Summary
This paper, published in Veterinary Medicine and Science in 2025, reviews the potential of recycling agricultural waste streams as sustainable inputs into livestock nutrition programmes. It likely synthesises existing evidence on the nutritional profiles of common agro-industrial by-products and their practical utility as alternatives or supplements to conventional feed ingredients. The review appears to address both the economic and environmental dimensions of waste valorisation within livestock production systems.
UK applicability
The findings are broadly applicable to UK livestock production, where interest in reducing feed import dependency, lowering production costs, and meeting sustainability targets under post-Brexit agricultural policy is growing.
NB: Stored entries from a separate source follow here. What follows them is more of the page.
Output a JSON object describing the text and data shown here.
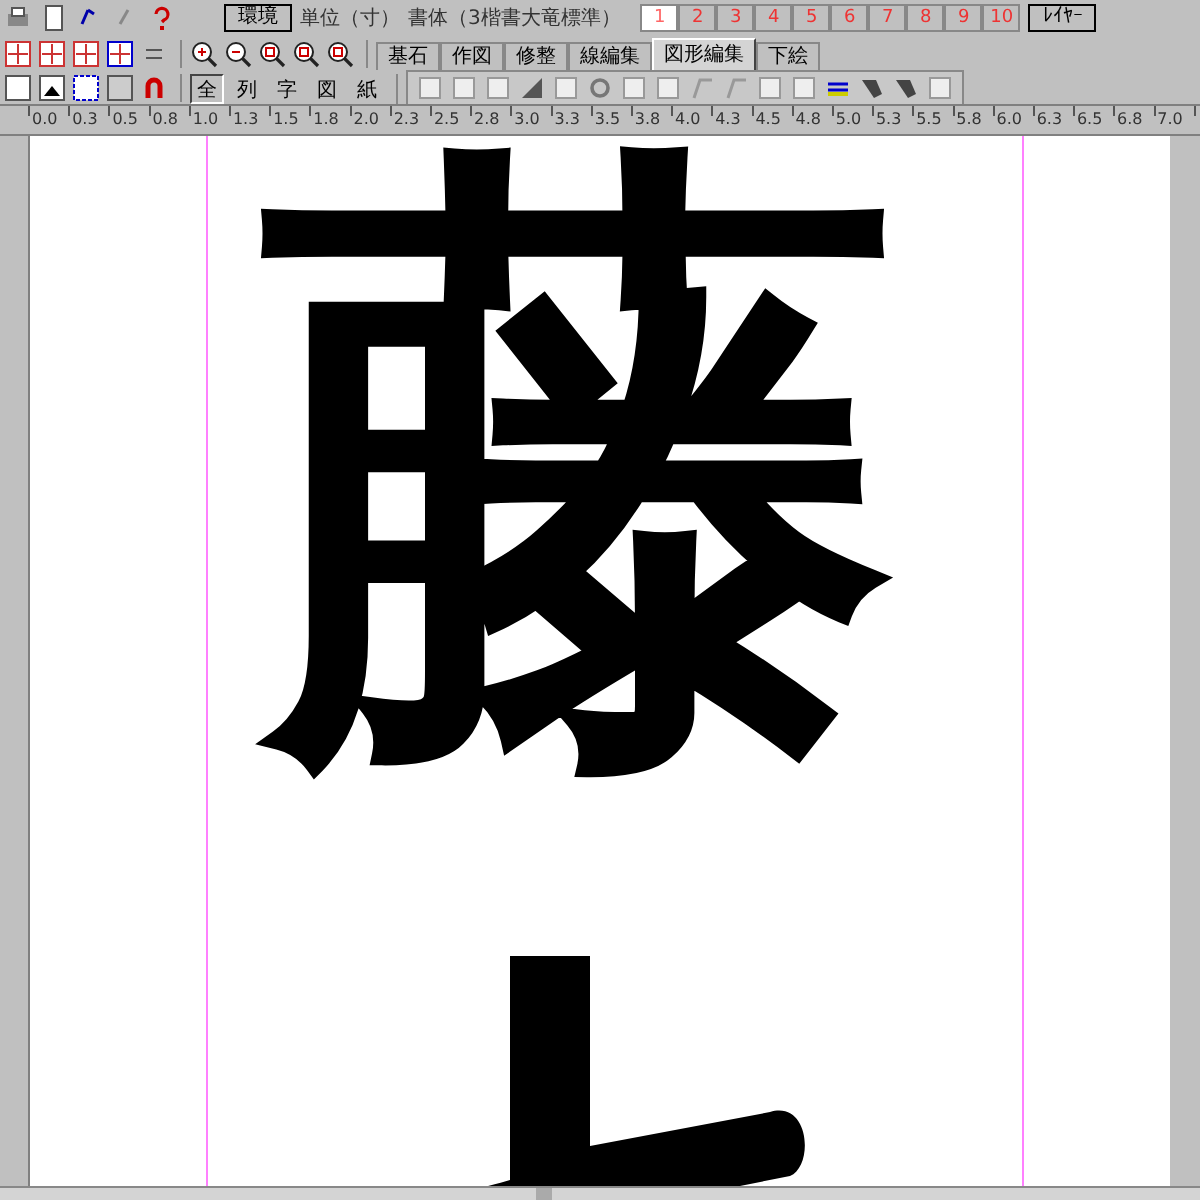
{
  "toolbar": {
    "env_button": "環境",
    "unit": "単位（寸）",
    "typeface": "書体（3楷書大竜標準）",
    "pages": [
      {
        "label": "1",
        "selected": true
      },
      {
        "label": "2",
        "selected": false
      },
      {
        "label": "3",
        "selected": false
      },
      {
        "label": "4",
        "selected": false
      },
      {
        "label": "5",
        "selected": false
      },
      {
        "label": "6",
        "selected": false
      },
      {
        "label": "7",
        "selected": false
      },
      {
        "label": "8",
        "selected": false
      },
      {
        "label": "9",
        "selected": false
      },
      {
        "label": "10",
        "selected": false
      }
    ],
    "layer_button": "ﾚｲﾔｰ",
    "view_buttons": [
      {
        "label": "全",
        "selected": true
      },
      {
        "label": "列",
        "selected": false
      },
      {
        "label": "字",
        "selected": false
      },
      {
        "label": "図",
        "selected": false
      },
      {
        "label": "紙",
        "selected": false
      }
    ],
    "tabs": [
      {
        "label": "基石",
        "selected": false
      },
      {
        "label": "作図",
        "selected": false
      },
      {
        "label": "修整",
        "selected": false
      },
      {
        "label": "線編集",
        "selected": false
      },
      {
        "label": "図形編集",
        "selected": true
      },
      {
        "label": "下絵",
        "selected": false
      }
    ]
  },
  "ruler": [
    "0.0",
    "0.3",
    "0.5",
    "0.8",
    "1.0",
    "1.3",
    "1.5",
    "1.8",
    "2.0",
    "2.3",
    "2.5",
    "2.8",
    "3.0",
    "3.3",
    "3.5",
    "3.8",
    "4.0",
    "4.3",
    "4.5",
    "4.8",
    "5.0",
    "5.3",
    "5.5",
    "5.8",
    "6.0",
    "6.3",
    "6.5",
    "6.8",
    "7.0"
  ],
  "canvas": {
    "character": "藤"
  }
}
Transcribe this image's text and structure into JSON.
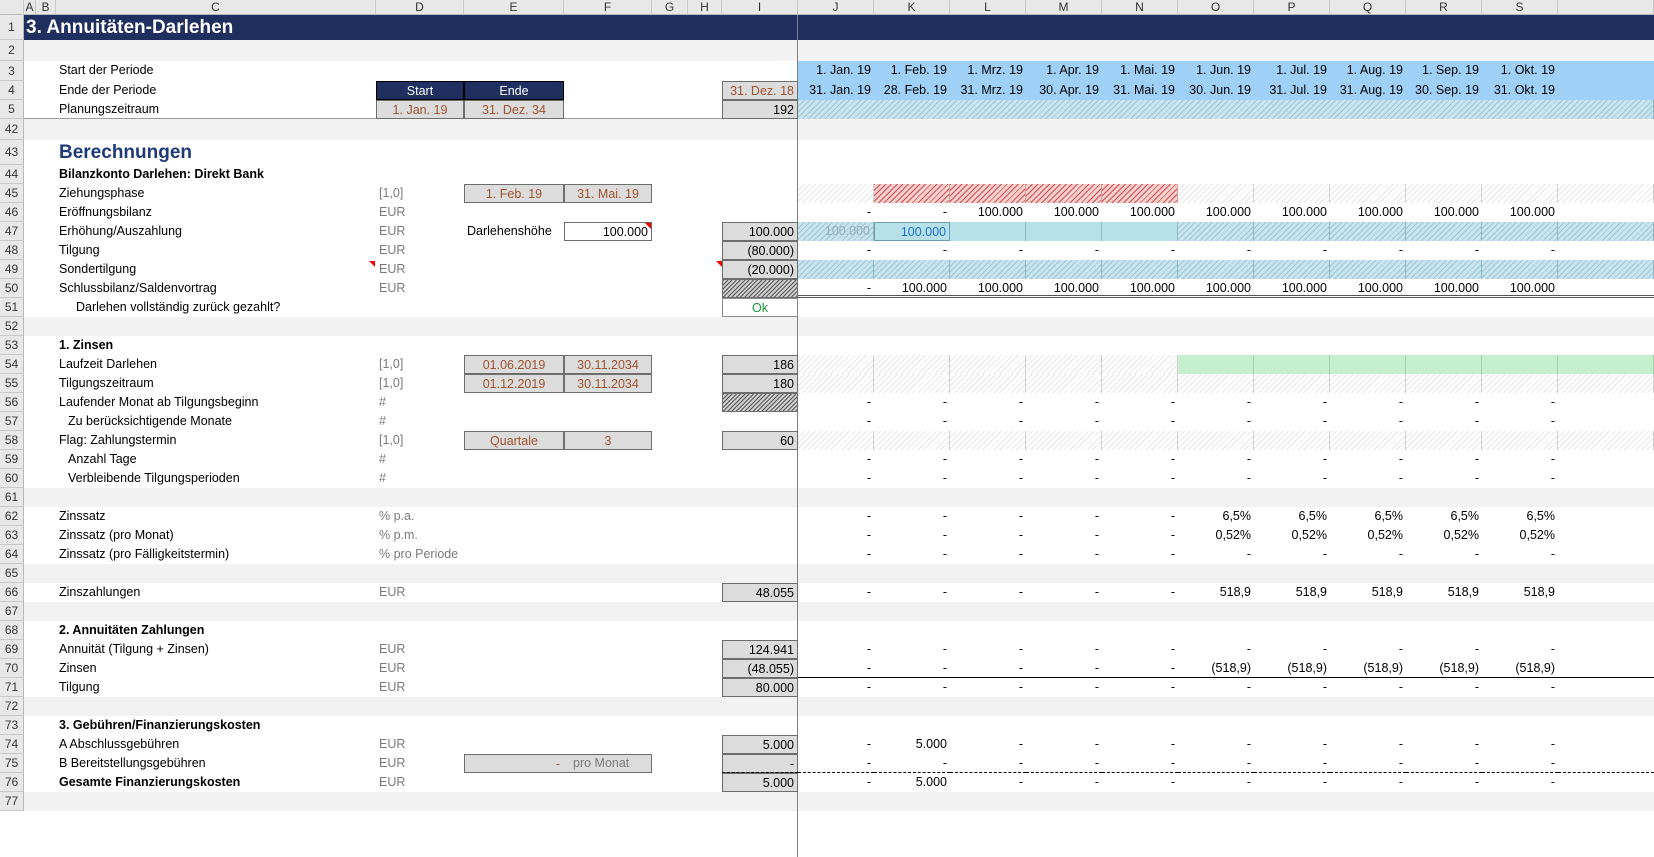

UK producers and advisors may find relevance in the review's treatment of locally available crop residues and agro-industrial co-products, though regulatory frameworks governing the use of recycled materials in animal feed differ between the UK and other jurisdictions.
Key measures
Nutrient composition of waste-derived feed materials; digestibility coefficients; animal growth performance; feed conversion ratios; potentially environmental impact indicators
Outcomes reported
The study likely examines the nutritional value, safety, and efficacy of various recycled agricultural by-products (such as crop residues, agro-industrial waste, and food processing co-products) as livestock feed supplements or replacements. It probably reports on nutrient composition, digestibility, and animal performance metrics where available.